Numerical study of particle interaction in gas-particle and liquid-particle flows: part II particle response

In this paper the numerical model, which was presented in the first paper (Mohanarangam & Tu; 2009) of this series of study, is employed to study the different particle responses under the influence of two carrier phases namely the gas and the liquid. The numerical model takes into consideration the turbulent behaviour of both the carrier and the dispersed phases, with additional equations to take into account the combined fluid particle behaviour, thereby effecting a two-way coupling. The first paper in this series showed the distinct difference in particulate response both at the mean as well as at the turbulent level for two varied carrier phases.
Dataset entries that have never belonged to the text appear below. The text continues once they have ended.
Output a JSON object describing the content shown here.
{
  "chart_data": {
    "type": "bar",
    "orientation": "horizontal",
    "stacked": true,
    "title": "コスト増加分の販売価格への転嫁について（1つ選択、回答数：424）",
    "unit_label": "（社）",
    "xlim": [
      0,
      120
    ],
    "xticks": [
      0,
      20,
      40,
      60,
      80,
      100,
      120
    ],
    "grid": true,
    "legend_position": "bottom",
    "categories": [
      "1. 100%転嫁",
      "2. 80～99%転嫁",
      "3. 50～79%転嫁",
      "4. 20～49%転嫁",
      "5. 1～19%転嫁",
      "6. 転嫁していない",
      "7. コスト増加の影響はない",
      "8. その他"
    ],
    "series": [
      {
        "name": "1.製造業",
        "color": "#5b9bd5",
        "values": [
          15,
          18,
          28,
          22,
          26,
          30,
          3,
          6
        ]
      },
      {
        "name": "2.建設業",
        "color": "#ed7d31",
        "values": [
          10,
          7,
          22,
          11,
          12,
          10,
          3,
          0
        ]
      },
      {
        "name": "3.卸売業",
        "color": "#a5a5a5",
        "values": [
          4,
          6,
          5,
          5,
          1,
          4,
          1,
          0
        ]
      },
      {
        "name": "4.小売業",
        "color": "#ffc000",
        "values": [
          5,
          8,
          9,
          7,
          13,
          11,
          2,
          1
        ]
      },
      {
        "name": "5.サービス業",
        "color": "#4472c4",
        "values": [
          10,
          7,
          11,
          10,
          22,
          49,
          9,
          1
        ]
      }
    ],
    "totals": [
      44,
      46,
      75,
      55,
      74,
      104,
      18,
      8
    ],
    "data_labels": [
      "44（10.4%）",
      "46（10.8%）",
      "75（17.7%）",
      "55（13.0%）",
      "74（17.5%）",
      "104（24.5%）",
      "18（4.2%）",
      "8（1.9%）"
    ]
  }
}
In this paper further investigation has been carried out over a broad range of particle Stokes number to further understand their behaviour in turbulent environments. In order to carry out this prognostic study, the backward facing step geometry of Fessler and Eaton (1999) has been adopted, while the inlet conditions for the carrier as well as the particle phases correspond to that of the experiments of Founti and Klipfel (1998). It is observed that at the mean velocity level the particulate velocities increased with a subsequent increase in the Stokes number for both the GP (Gas-Particle) as well as the LP (Liquid-Particle) flow. It was also observed that across the Stokes number there was a steady increase in the particulate turbulence for the GP flows with successive increase in Stokes number. However, for the LP flows, the magnitude of the increase in the particulate turbulence across the increasing of Stokes number is not as characteristic as the GP flow. Across the same sections for LP flows the majority of the trend shows a decrease after which they remain more or less a constant.